哪里能找到Leessang《关掉电视》的谐音歌词?

当《关掉电视》的谐音穿透喧嚣

遥控器的塑料边缘被按得发亮时,电视屏幕正闪着第五个购物广告。促销员的声音像浸了水的海绵,泡得整个客厅都发胀。我盯着屏幕上“最后三分钟”的红色倒计时,手指悬在电源键上方,突然想起那句歌词——不是韩语的原词,是耳机里飘出来的、模糊却清晰的谐音:“关掉它,关掉那片晃眼的光。”

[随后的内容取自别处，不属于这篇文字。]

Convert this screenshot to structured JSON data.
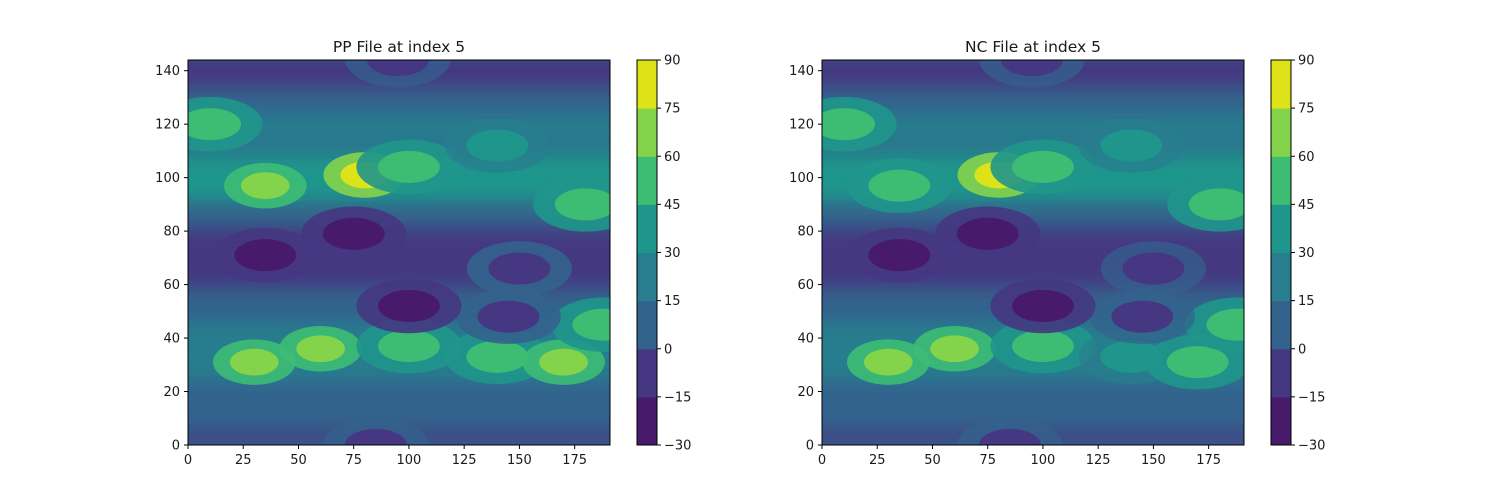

光确实晃眼。白天在地铁里刷手机,屏幕的冷光映着每个人的脸;晚上回到家,电视的光、电脑的光、台灯的光,把房间照得像个不夜城。新闻里的争吵、综艺里的笑声、短视频里的焦虑,都裹在光里涌过来,黏在皮肤上,甩都甩不掉。直到那首歌的旋律漫进来,“关掉电视”的谐音顺着鼓点跳出来,不是命令,更像一声叹息,轻轻戳了戳我紧绷的神经。

“关”的尾音拖得有点长,像风吹过窗帘的褶皱。我按下电源键,屏幕暗下去的瞬间,房间突然空了。之前被光影填满的角落露出原本的样子:书架上歪着的书,沙发缝里的抱枕,还有窗外漏进来的、带着树影的月光。原来这些一直都在,只是被电视的光盖得严严实实。

谐音像一把温柔的钥匙。“电视”两个在耳朵里打了个转,变成“是非”——那些屏幕里的纷纷扰扰,不就是别人的是非吗?明星的八卦,网友的争吵,专家的预测,都和我没什么关系,却耗掉了我一晚上的时间。手指划过手机屏幕,刷到的每条信息都像“电视”的延伸,吵吵嚷嚷地要我看、要我听、要我评论。可那句谐音又响起来:“关掉它,关掉别人的故事。”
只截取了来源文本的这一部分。